Will Trump Policies Affect Wage Growth in 2017?
Since the official end of the Great Recession in 2009, the economy has added millions of private-sector jobs, expanding for a record 80 straight months. However, one measure of prosperity has eluded the American worker: substantial wage growth.
The PayScale Index, which measures the change in pay for U.S. workers, forecasts a 3.2 percent year-over-year increase in pay for the first quarter of 2017. That would represent the largest per-quarter increase in worker pay in more than 10 years. Is sustained wage growth finally on its way?
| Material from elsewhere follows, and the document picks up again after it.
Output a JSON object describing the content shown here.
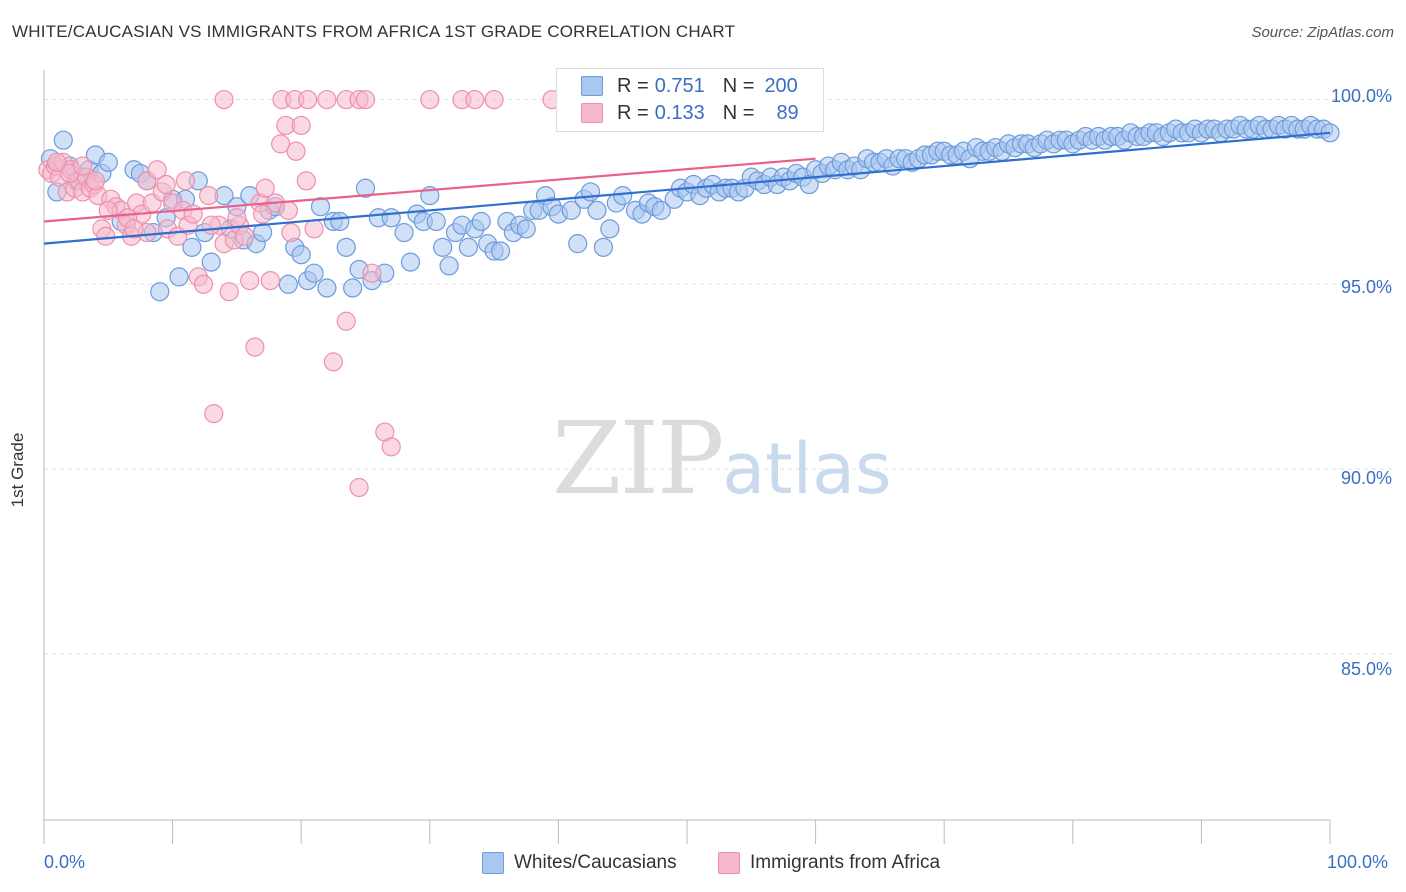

A lot may depend on the incoming administration’s policies.
Why Wages Have Stagnated
“Wage growth only recently appears to have picked up in the U.S. Average hourly earnings rose 2.9% in December from a year earlier, greater than the 2% average that prevailed during much of the expansion,” writes Tom Fairless at The Wall Street Journal. “Still, it’s too early to say if that will be sustained and other U.S. wage measures are less robust.”
Fairless lists several potential explanations for wage stagnation, including the types of jobs added (services jobs vs. manufacturing and construction, for example), and weakened bargaining power for workers.
Last year at The Economic Policy Institute, Lawrence Mishel suggests that lack of wage growth is directly due to policy.
This dismal wage growth is the result of intentional policy choices made on behalf of those with the most income, wealth, and political power. …these choices fall into five broad categories: the abandonment of full employment as a main objective of economic policymaking, declining union density, various labor market policies and business practices, policies that have allowed CEOs and finance executives to capture ever larger shares of economic growth, and globalization policies. Collectively, these policy decisions have shifted economic power away from low- and middle-wage workers and toward corporate owners and managers.
Wage Growth Under Trump
If Mishel is right, the Trump administration might curtail wage growth. Although the president-elect has promised to create jobs in the U.S. and keep American companies from moving jobs abroad, he’s been less forthcoming with promises about policies that promote wage growth for workers. (His campaign website, for example, promises to “increase annual wages by more than $30 billion over the next 7 years” — but that appears to be in reference to adding jobs, not boosting pay.)
President-elect Trump claimed victory with a deal to create 5,000 jobs at Sprint in the U.S., although critics point out that the deal appears to pre-date his involvement. Lost in the shuffle: the fact that many of these jobs will be at outside contractors, in customer service roles — and that there were no details about pay or benefits at the time of the announcement.
A more recent deal with Alibaba founder Jack Ma promises to bring a million jobs to the U.S. But as Jennifer Booton points out at MarketWatch, the agreement really consists of Ma increasing his company’s investments in the U.S. with the goal of encouraging American businesses to sell products on his sites. That could well lead to increased hiring, but there’s no guarantee of how many jobs — much less good jobs — will arise from the agreement.
“It’s like saying Amazon.com Inc., Etsy Inc. and eBay Inc. have all created millions, if not billions, of jobs through their respective marketplaces that connect third-party sellers to buyers,” Booton writes. “Sure, they’re all platforms connecting sellers and buyers, which are necessary tools in a modern economy in which even tiny merchants wish to reach potential customers across the globe. But their actual full-time, with-benefits workforces are much tinier.”
We don’t know what the Trump administration’s official policies will be until we see them. But we can take a hint from the PEOTUS’s pick for Secretary of Labor. Andrew Puzder, CEO of the chain that owns Hardee’s and Carl’s Jr., is a critic of minimum wage increases and worker protections.
Where Wages Will Go in 2017
Of course, an incoming president’s policies don’t affect the economy the day he takes the oath (stock market fluctuations notwithstanding). In terms of your bottom line, 2017 is more likely to reflect Obama’s policies than Trump’s.
Then, there’s the fact that presidents might not have that much effect on the economy in the first place.
“…presidents, in general, have far less control over the economy than the public often thinks,” wrote Ben Casselman at FiveThirtyEight in July 2016. “It is impossible to know for sure, but it is likely that the housing boom and bust would have played out much the same way under President Gore as it did under President Bush, and it’s likely that the recovery would have been just as long (and just as disappointing) under President McCain or President Romney as it has been under President Obama.”
It’s important not to underestimate grassroots movements, either. Recent minimum wage hikes in several states resulted from citizen petition, meaning that the people directly asked for and received higher pay.
When it comes to economic policy, it’s not all about the president.